An international fashion research project exploring the 'craft of use'

Perfect Piece

Consumerist fashion is all about what is right on trend, right for uniform mass-manufacture and ultimately right for the figures on a balance sheet. Lost in the mix are a garment’s finesse, fit, appropriateness; and the space to nurture individuality, skills and confidence in a wearer to recognise and revel in the ‘rightness’ of a particular piece.

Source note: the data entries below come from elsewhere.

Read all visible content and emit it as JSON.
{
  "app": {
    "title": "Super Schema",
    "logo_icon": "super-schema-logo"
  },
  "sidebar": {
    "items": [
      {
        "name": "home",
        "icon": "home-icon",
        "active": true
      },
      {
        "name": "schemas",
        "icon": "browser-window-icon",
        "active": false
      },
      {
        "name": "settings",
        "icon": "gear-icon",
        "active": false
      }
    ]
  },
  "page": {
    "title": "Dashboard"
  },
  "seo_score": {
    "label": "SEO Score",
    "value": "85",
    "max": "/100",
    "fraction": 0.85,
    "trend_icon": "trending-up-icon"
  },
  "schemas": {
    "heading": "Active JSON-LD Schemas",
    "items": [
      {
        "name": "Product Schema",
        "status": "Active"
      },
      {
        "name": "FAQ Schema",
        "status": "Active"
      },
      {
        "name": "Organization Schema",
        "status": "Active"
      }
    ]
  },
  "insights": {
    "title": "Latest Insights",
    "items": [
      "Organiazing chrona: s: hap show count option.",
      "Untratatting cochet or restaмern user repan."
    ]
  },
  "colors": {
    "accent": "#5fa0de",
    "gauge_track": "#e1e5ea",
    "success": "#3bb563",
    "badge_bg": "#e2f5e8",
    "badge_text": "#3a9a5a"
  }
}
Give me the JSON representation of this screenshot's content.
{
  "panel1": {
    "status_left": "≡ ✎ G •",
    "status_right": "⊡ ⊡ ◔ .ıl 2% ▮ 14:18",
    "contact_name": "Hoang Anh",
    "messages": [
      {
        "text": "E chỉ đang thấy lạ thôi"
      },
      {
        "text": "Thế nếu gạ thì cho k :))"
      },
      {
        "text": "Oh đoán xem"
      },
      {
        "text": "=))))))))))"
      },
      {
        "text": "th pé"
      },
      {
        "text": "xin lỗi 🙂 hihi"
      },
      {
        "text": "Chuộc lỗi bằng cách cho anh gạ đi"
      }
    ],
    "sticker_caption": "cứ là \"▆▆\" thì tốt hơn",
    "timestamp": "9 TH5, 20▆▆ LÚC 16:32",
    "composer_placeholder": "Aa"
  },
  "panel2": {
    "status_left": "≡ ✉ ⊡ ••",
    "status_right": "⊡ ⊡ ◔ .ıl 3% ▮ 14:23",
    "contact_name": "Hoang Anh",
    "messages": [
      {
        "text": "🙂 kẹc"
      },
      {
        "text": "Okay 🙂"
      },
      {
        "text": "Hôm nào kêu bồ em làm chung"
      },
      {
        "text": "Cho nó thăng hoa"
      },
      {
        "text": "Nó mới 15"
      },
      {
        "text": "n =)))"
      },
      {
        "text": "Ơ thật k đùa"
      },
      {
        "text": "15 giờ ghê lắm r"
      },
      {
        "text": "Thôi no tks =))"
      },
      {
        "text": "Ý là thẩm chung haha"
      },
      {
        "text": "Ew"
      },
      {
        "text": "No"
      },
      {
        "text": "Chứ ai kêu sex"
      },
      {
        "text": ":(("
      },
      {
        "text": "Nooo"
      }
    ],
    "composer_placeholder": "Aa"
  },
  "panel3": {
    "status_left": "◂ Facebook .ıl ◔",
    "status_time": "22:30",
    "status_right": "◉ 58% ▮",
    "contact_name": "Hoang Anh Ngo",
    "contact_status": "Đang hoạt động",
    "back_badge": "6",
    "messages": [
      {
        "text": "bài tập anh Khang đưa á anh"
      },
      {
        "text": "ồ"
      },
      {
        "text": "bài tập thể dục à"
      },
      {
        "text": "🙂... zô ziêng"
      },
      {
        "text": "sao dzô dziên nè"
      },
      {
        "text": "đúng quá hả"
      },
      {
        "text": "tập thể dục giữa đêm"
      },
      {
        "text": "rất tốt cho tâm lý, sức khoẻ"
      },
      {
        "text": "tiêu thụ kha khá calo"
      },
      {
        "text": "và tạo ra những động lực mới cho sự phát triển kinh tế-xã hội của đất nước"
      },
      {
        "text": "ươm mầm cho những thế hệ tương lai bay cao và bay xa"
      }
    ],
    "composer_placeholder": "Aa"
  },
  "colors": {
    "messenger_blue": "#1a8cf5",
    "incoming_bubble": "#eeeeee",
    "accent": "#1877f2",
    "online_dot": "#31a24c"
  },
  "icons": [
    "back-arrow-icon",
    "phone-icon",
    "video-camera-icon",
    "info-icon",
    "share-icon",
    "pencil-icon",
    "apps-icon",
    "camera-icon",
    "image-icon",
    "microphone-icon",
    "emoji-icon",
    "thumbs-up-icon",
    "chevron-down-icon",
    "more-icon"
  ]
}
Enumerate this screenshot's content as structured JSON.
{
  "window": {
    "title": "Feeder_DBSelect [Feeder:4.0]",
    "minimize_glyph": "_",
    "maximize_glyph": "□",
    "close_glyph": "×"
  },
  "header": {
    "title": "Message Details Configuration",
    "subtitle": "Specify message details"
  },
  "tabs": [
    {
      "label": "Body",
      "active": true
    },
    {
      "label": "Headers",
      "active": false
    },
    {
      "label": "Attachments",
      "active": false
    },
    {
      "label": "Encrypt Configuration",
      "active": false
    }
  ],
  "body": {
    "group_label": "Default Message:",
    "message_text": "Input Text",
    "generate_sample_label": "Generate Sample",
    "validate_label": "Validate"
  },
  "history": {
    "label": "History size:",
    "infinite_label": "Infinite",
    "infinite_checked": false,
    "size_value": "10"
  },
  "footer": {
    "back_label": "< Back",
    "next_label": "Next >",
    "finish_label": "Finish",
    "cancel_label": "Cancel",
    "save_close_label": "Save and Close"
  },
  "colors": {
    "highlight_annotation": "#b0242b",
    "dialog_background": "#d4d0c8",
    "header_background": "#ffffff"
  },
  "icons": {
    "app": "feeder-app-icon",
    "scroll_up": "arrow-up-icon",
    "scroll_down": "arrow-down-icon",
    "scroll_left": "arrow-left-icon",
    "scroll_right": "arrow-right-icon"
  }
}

Finding the right partnership between wearer and garment is the difference between using a piece time and again or throwing it away. Each partnership, like each person, is different. Matching one with the other and being open to the almost limitless variety of possibilities this enables, underscores fashion system diversity.

Know how I want to use it

"I made this vest [waistcoat] about a year ago… It was a prototype for a clothing line that hasn’t happened yet. It was a sample that I just haven’t really taken off since I made it… I wear it almost everyday. Even through the summer I wore it. I feel that I would be the most capable one to make a garment for myself, because I know how I want to use it. I know the materials I want to use and the climate I am using it in… 


After wearing it, I was like, this is functioning how I need it to… ‘though the jacket was originally intended to be reversible, but I found that the pockets are awkward when reversed… they go backwards. So, they function more as internal pockets, rather than external ones… I also made a second one with wool Melton because the quilting was too labour intensive… and I lengthened the back but I don’t know if I would keep that change.

[The shoulders] might not be entirely symmetrical. That wasn’t intentional. It was like a wabi sabi factor. I would maybe change the fabric, this is a silk cotton, it is pilling… I mean depends on its use. If I were to make it for myself, I would make in a different colour maybe I would change the collar. A hood. I would add a hood… very tactile on the body. I like that the hands cross [the vest] over, so the left hand always goes underneath, over the buttons. I guess it’s just a habit. The way I use it is ingrained."